Lyrically, ‘Painted Desperation’ avoids the political and social commentary shared between Rise Against and hardcore bands. Instead, the group tend towards themes of failed relationships and bleak feelings. The hardcore influence and angst-filled lyrics together lean more towards a contemporary pop-punk sound. The snappy verses and hoarse yelling on songs such as “Soft Teeth” call to mind bands ranging from Silverstein to Such Gold that have mixed pop-punk with hardcore elements.
Reward thrive when they are at their most intense. The raspy growls mixed with chugging guitars accomplish an excellent blend with the hooks present throughout the EP. The clean singing doesn’t stand scrutiny quite as well.

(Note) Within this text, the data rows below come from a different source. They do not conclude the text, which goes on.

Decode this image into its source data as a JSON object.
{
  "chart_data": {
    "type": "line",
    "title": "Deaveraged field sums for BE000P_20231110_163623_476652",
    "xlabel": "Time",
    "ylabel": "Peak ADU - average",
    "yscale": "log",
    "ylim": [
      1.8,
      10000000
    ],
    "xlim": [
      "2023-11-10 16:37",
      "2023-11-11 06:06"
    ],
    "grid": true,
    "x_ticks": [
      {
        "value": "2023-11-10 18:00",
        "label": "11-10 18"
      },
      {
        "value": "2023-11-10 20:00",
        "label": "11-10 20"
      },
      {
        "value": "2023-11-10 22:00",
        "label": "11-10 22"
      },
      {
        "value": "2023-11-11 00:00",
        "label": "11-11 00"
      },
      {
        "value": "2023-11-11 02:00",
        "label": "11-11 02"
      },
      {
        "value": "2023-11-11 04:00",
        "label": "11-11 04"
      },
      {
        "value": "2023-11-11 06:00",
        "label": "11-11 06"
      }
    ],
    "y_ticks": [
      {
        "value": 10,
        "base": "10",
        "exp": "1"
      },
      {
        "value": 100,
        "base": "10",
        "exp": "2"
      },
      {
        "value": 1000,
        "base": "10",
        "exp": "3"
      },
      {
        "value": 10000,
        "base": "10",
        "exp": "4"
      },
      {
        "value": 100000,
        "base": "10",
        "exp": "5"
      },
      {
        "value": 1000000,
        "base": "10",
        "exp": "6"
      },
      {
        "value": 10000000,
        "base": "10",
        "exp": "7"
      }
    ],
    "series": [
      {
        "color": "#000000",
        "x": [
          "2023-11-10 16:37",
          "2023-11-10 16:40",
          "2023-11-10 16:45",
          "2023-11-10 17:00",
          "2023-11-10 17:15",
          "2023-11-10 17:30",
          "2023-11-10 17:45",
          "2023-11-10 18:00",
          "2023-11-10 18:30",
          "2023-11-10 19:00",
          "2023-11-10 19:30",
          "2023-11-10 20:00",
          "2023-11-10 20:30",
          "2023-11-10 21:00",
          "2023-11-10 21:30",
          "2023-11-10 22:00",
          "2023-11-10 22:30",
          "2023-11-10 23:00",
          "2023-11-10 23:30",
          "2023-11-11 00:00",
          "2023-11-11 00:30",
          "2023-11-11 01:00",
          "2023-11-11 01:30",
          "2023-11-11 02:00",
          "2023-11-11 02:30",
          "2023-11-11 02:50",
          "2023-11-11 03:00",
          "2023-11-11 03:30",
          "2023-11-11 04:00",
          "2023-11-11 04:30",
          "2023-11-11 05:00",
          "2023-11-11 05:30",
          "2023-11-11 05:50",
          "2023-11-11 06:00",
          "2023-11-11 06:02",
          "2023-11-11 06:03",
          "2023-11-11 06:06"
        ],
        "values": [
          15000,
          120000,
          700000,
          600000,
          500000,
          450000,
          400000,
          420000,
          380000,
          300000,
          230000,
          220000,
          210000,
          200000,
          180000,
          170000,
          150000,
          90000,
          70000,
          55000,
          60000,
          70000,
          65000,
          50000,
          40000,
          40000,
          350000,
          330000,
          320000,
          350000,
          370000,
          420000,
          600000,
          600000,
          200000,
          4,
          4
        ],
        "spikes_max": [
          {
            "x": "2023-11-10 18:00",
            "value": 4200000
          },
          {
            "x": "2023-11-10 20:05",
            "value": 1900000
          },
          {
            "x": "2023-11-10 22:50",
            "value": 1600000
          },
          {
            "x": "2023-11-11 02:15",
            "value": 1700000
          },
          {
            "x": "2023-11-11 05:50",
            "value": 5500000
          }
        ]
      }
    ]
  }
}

When the band backs off, the exposed vocals often sound weak and a little uneasy. The attempts at held out vocal riffing prove equally problematic and come out sounding less than amazing. Screaming vocal parts are welcomed as a noticeable upgrade in quality. A greater emphasis on these more hardcore leaning sections could benefit the band.
‘Painted Desperation’ brings together an interesting and effective set of influences. Not only does the band fuse hardcore to popular rock, they also manage to make an Arrested Development reference with “Teamocil.” When the songs focus on radio rock, the EP can start to seem like a somewhat empty attempt to bring hardcore to modern rock, but when the group gets in gear they pack plenty of punch. The closer, “Hooked,” ends the EP with one of the most passionate moments on the album that leaves the group in the best light possible. If Reward can continue this intensity, they’ve definitely got more ahead in their future.